Exam pressure tells on kids and parents in Kolkata

The absence of in-person classes for close to two years since March 2020 may have made the situation too difficult to handle for a number of examinees

Jhinuk Mazumdar Published 23.02.23, 06:41 AM
Representational file image

Representational file image

The board exam season is on and with it has come the pressure on students to perform.

The current batch of Class XII students is facing the pressure to excel in board exams for the first time because the Covid pandemic had forced the authorities to scrap the Class X boards two years ago.


They are now back to facing what their seniors have all gone through.

For many, the pressure is exacerbated by parents, sometimes because of their own expectations and aspirations.

At least two mental health professionals said they have been seeing students in the run-up to the boards because the parents think “the children are taking it too easy”.

A mother called on a psychiatrist because she felt her daughter was not concentrating on studies and that scoring “a mere 90” was not enough.

Another parent consulted a psychiatrist because he felt his son, a board examinee, was “wasting” an hour a week playing the guitar. The boy is among the top 10 in a reputable school.

“The parental expectation is high.... And, as a consequence, children suffer from tremendous anxiety,” said psychiatrist Rima Mukherji.

“The children feel they have to be a trophy or else they would not be accepted. There is tremendous anger towards parents.”

Mukherji’s organisation has made a series of online skits in the exam season that show how highly invested parents create pressure on their children by trying to ensure their success.

“Parents’ expectations and aspirations build pressure on their children,” said Mukherji.

Both ISC (Class XII) and CBSE Class XII exams are under way.

The past two years, the pressure to perform was not as much because either exams were not held or they were split into semesters.

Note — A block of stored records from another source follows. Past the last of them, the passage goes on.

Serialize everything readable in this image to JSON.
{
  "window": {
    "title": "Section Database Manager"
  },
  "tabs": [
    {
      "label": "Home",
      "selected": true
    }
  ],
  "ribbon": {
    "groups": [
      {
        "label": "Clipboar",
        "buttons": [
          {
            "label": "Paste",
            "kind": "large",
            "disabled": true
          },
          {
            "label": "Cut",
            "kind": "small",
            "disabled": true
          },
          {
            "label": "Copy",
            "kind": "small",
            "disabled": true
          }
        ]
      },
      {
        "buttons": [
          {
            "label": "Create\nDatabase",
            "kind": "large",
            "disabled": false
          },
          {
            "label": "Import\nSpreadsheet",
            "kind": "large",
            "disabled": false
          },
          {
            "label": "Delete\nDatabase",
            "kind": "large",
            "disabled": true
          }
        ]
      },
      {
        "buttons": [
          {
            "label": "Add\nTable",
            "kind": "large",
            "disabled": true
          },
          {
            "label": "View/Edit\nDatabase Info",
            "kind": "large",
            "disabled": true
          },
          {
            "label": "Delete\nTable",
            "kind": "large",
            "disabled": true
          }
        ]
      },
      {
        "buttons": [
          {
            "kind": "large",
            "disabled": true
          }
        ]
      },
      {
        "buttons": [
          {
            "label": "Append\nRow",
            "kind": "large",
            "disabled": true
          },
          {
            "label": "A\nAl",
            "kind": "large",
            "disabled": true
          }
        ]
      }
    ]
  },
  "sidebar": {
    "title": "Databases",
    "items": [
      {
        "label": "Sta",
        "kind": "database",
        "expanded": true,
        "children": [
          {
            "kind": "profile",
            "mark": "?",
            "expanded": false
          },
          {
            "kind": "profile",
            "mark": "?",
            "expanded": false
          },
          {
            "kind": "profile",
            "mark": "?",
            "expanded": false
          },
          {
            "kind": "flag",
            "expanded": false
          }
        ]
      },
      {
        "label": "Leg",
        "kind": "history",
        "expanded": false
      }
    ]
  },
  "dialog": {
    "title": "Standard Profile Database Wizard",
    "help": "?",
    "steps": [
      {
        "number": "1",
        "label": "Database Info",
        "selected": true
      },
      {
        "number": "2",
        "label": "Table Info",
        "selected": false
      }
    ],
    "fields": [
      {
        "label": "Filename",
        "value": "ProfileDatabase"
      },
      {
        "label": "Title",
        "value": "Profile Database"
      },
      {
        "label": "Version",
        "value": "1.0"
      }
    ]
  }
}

“Students had a lucky break but the pressure is back again on them. Not all children can take it in their stride,” said Amita Prasad, director of Indus Valley World School.

Prasad said the declaration of the JEE (Joint Entrance Examination) Main results, session I, has only heightened the pressure on a section of students.

“Those who have not performed well in the JEE are under added pressure while they are in the throes of another major exam,” said Prasad.

Parents were overly involved in their children’s academics in the last two years and now they cannot let go, said psychiatrist Sanjay Garg. “They were supervising their children throughout and now they feel they need to do it even more.”

Instances of parents taking leave for their children’s exams or making comments like their “blood pressure is shooting up” because of the exams creates even more pressure on the youngsters, psychiatrists said.

Hilda Peacock, former principal of La Martiniere of Girls and now a consultant for a number of schools, too, blamed parents for the pressure. She spoke of “unrealistic expectations” of parents, peers and society.

The absence of in-person classes for close to two years since March 2020 may have made the situation too difficult to handle for a number of examinees.